Sometimes life can start seeming pretty lifeless, an automated performance of an oiled and synced robotic routine. When that happens, I have no choice but to set out looking for some new life to replenish my supply. I look everywhere.

Can my life be on the bottom of a coffee cup? I drink them all thoroughly, empty them, bottoms- them -up, making sure, a drop of vanilla milk for the sweetness and scent in which life certainly can be found.

Life may be hidden in the early morning hours, when it is still dark and nobody knows yet, nobody can see, nobody is there to sap out my liveliness, just the cold, pink sunrise and the bags of vegetables and bread tied to the doorknobs of yet-unopened restaurants.

It might be in the colorful identical dresses of the more exotic museum-goers, who stand around marveling, camera hands outstretched while we all self-importantly working-ant our way around them. In fact, my own camera hand holds some life of its own, and it is important when I am searching for life to take pictures of everything as clues to examine at leisure, trying to build up a true portrait of that life that I need to find.

Or perhaps my life is stretched on the line between the sun and the shade, such lines being hard and bright and few in the scorching summer; in the winter, might it be the same line, only going the other way, trying to catch some of those warming rays? Surprisingly, there is life to be found in fog. I open my eyes and open them again (the recipe for doing magic from I don’t remember which book) and step into the refreshing unknown, feeling more hopeful for it, because surely somewhere in all this invisibility there must be an untapped source of life for me.

My search continues on paper pages, handwriting crooked, atrophied in all these clickety-type years (I type faster than I write, but with more mistakes), hand surprised, following the pen-nib like a child follows its parent or teacher. Of course, my life could be between any two book pages, so I read feverishly, rifling through page after page on the bus, at night, at work, and there may be some life in my prided ability to read walking without ever hitting a lamppost.

Music has life, naturally, but keeps it mostly in the back room: the worried scattered notes of brass tucked behind a Klezmatics record, the bass weighing down Regina Spector’s high pitch, the sound of a singer taking a breath, the sudden hush between two songs when you look up and hear birds singing or buses rushing down the street or someone’s very good answer to who knows what question. There’s more life in humming than in singing proper sometimes, or singing in a group, melting into others’ voices, unsure whether the tune that is pouring into my throat is arriving from them or from within me.

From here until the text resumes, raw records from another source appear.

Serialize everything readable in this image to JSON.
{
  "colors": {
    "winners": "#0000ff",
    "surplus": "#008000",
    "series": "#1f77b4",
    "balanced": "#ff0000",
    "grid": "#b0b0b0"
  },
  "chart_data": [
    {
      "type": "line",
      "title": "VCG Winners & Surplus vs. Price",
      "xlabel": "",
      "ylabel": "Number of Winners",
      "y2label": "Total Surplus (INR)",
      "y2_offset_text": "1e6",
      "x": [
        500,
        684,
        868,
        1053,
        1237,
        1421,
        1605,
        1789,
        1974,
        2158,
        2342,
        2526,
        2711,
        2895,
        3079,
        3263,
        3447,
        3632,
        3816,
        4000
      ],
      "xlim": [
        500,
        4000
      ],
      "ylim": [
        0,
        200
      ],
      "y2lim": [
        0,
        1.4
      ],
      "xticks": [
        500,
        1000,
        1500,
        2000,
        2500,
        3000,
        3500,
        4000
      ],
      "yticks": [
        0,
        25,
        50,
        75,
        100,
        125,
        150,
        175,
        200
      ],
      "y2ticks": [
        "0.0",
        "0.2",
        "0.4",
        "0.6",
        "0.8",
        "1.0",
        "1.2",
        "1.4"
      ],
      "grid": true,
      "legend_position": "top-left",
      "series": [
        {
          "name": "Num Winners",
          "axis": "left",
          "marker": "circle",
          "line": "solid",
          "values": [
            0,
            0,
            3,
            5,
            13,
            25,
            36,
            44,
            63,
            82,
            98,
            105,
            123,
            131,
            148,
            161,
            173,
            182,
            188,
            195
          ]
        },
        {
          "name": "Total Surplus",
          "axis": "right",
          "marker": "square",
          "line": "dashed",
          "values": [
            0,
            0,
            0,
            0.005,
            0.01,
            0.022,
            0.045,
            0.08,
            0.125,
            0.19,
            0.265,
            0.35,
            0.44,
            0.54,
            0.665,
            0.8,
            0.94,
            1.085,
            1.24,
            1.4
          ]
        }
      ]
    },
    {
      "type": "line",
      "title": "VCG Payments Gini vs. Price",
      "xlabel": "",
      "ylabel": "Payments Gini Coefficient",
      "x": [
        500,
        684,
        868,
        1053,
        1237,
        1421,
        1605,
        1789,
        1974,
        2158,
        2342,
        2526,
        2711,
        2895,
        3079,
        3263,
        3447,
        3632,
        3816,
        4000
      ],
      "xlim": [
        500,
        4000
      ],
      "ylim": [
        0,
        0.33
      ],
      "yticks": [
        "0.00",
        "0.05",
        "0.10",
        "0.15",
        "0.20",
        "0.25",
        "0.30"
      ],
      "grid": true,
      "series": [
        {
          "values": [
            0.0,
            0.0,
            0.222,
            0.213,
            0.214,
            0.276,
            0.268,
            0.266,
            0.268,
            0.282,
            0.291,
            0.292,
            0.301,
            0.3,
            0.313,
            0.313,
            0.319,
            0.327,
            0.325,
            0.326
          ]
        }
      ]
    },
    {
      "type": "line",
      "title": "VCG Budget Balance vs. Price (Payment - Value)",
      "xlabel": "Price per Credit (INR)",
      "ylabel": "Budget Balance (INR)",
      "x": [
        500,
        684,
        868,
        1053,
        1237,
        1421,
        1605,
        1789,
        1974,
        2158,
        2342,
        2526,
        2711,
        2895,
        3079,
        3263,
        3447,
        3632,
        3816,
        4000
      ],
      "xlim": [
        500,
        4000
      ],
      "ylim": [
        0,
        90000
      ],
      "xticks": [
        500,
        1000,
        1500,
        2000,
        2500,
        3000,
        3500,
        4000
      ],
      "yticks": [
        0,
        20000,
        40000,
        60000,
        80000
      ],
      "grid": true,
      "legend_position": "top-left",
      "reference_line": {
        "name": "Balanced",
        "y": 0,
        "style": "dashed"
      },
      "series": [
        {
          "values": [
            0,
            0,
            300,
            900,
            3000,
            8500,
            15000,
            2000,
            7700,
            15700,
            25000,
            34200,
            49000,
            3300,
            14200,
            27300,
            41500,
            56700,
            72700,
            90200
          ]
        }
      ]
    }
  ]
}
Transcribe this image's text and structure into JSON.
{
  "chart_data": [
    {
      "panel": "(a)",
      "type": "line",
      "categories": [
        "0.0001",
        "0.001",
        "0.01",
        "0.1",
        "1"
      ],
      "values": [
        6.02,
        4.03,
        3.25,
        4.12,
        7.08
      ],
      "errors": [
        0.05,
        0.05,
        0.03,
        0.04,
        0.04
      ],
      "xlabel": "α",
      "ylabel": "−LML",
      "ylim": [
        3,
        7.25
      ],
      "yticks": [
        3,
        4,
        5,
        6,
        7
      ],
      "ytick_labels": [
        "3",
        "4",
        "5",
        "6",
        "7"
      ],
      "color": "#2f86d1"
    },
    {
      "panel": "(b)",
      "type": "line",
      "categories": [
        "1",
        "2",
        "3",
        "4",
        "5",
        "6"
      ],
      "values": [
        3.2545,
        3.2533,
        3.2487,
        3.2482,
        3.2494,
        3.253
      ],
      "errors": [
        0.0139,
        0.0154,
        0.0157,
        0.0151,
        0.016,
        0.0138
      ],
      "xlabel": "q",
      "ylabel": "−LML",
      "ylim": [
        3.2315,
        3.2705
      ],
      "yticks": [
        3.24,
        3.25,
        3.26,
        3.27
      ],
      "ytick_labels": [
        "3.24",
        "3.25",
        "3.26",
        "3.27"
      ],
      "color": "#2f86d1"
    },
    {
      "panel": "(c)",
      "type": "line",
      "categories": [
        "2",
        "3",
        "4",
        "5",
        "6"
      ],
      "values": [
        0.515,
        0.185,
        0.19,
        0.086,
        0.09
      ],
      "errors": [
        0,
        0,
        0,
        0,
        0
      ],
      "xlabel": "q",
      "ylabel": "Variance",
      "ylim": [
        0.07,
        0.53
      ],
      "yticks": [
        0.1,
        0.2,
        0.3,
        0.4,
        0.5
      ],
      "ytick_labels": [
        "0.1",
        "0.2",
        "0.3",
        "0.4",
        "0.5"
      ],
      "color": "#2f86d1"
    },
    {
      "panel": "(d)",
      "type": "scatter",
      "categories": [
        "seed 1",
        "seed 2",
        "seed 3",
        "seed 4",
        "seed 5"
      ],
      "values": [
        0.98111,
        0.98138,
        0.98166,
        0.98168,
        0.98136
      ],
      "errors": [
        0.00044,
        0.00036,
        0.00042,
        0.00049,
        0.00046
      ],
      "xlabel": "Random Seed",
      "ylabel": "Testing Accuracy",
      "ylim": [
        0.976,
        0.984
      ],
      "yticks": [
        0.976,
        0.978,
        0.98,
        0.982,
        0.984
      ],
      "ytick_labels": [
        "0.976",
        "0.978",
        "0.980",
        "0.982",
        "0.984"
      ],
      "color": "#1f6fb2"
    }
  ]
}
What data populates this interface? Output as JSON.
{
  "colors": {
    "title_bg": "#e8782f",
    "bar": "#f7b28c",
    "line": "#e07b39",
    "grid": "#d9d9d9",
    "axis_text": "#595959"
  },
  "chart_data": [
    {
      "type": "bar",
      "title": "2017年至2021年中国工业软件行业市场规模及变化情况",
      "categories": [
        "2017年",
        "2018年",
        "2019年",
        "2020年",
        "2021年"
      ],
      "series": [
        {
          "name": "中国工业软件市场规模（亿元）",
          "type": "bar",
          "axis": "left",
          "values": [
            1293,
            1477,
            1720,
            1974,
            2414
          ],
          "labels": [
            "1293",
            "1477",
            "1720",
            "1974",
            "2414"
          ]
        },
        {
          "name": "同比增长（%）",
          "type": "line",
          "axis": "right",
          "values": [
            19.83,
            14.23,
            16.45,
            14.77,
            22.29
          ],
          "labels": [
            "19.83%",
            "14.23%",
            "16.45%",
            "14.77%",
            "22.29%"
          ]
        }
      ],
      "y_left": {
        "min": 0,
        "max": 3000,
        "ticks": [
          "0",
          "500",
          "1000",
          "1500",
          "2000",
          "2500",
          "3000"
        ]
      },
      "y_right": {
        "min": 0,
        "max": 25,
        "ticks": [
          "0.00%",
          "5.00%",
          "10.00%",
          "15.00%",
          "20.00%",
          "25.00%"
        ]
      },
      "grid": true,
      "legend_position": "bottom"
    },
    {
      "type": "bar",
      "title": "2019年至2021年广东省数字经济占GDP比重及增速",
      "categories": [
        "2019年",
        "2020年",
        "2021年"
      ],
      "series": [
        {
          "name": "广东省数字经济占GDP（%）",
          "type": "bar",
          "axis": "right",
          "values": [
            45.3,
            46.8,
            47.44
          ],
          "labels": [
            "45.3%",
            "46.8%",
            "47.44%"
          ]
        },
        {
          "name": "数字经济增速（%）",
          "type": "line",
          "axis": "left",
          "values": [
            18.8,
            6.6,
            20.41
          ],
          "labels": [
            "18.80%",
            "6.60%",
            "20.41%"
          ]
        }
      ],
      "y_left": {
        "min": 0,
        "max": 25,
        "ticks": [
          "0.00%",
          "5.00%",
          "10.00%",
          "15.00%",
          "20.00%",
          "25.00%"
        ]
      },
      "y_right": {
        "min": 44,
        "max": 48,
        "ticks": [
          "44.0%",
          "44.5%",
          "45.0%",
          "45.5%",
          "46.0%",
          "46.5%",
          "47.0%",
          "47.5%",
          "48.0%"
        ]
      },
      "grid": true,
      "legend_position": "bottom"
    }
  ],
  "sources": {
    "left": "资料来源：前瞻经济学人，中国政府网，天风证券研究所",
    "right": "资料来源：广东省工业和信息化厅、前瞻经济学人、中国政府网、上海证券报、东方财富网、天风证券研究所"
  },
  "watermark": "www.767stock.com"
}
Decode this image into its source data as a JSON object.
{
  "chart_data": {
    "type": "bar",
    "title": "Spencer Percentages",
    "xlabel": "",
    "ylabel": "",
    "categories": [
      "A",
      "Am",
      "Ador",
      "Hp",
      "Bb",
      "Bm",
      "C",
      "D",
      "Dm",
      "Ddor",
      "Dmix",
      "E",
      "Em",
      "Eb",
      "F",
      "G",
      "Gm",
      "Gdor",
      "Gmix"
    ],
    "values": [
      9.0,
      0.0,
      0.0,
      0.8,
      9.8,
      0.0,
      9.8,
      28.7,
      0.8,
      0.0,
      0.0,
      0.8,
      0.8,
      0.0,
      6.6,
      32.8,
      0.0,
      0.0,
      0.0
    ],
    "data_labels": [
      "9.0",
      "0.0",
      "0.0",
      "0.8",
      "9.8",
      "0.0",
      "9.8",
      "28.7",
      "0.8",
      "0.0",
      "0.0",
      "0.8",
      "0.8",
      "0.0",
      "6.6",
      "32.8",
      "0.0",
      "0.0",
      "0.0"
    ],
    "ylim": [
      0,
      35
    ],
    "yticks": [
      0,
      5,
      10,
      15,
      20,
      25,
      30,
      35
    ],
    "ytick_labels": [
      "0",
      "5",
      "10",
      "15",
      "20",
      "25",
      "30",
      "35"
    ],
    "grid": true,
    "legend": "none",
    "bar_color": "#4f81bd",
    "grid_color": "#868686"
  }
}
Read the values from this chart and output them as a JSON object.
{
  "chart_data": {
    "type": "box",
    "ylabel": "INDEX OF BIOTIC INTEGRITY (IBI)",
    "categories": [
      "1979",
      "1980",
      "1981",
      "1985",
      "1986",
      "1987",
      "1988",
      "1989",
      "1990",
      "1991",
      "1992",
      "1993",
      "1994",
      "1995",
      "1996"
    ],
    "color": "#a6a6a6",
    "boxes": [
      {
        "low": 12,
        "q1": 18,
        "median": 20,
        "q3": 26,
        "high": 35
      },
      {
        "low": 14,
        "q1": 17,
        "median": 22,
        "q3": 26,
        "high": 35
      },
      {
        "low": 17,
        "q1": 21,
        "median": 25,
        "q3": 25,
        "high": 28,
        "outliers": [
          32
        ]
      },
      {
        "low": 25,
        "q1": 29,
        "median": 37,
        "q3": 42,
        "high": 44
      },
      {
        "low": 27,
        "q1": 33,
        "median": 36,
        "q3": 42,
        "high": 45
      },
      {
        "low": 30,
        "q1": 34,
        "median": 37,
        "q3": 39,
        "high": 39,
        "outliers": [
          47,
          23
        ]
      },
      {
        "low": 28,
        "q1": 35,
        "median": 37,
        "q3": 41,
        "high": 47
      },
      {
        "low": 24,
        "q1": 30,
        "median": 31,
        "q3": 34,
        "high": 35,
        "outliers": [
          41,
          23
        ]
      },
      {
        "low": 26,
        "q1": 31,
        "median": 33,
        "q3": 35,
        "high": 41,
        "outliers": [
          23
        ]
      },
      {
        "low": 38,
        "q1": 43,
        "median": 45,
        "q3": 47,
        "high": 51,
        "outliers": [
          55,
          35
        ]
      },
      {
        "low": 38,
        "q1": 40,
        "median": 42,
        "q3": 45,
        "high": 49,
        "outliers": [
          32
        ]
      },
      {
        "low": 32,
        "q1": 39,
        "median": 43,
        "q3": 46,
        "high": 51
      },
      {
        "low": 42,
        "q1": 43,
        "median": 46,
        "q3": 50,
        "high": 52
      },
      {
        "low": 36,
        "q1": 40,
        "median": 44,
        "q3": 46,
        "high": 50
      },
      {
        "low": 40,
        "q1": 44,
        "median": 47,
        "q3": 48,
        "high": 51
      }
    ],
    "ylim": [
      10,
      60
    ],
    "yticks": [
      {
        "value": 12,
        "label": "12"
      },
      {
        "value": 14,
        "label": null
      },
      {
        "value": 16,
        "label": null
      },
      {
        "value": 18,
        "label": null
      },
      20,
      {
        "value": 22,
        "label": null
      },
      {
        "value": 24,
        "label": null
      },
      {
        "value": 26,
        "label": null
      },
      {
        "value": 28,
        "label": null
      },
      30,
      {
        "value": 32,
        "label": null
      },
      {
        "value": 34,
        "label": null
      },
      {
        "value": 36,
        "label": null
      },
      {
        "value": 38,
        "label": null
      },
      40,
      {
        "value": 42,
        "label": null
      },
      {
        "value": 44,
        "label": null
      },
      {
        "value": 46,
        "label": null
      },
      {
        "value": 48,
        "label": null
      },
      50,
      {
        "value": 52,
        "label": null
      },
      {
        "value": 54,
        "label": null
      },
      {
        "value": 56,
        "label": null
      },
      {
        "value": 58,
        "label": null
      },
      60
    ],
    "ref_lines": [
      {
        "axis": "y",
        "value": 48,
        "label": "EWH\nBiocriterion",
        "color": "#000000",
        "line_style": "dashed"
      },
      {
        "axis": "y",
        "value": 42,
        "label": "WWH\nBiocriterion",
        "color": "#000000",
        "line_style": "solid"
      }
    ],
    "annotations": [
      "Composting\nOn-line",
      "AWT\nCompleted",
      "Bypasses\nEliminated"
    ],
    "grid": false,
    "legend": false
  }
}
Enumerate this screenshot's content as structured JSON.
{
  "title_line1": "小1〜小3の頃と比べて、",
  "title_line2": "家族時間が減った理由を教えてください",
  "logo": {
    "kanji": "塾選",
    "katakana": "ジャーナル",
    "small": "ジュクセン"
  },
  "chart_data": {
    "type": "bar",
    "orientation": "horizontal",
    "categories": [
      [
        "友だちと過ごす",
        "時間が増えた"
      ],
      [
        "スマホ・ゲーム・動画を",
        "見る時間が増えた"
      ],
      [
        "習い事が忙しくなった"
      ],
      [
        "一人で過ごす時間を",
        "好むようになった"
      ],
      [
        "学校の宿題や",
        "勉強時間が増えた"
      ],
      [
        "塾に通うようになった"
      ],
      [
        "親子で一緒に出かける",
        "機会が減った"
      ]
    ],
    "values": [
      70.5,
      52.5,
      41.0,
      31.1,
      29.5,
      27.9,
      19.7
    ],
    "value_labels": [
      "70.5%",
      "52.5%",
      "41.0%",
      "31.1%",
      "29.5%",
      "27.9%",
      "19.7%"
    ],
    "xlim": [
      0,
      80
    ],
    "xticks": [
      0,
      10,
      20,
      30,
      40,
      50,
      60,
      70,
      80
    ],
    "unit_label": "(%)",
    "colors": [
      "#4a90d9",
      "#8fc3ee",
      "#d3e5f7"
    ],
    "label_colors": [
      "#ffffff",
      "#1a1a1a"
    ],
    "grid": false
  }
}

Some of my life is stored securely in language: there will never be a shortage of life in the rivulets of English vocabulary, the delicate humor of verbs nouning and nouns verbed. Syntax is full of life and even puns are rife with it, or maybe rather the satisfaction of recognizing one. Synonyms and alliteration have me resuscitated, rejuvenated, revitalized, and alive anew.

The search for life is best done alone, in the privacy of my own mind, because being with other people is fueled with this scarce and valuable resource and demands much of it. Animals, however, have plenty of life and are usually willing to share, so working or playing with them helps in the struggle to refill the ever-emptying tank.

After a few days of such searching, hunting, scavenging for life and liveliness, I am ready to continue. I know, however, that this will not last forever, not even for long, and soon it will be time to search again.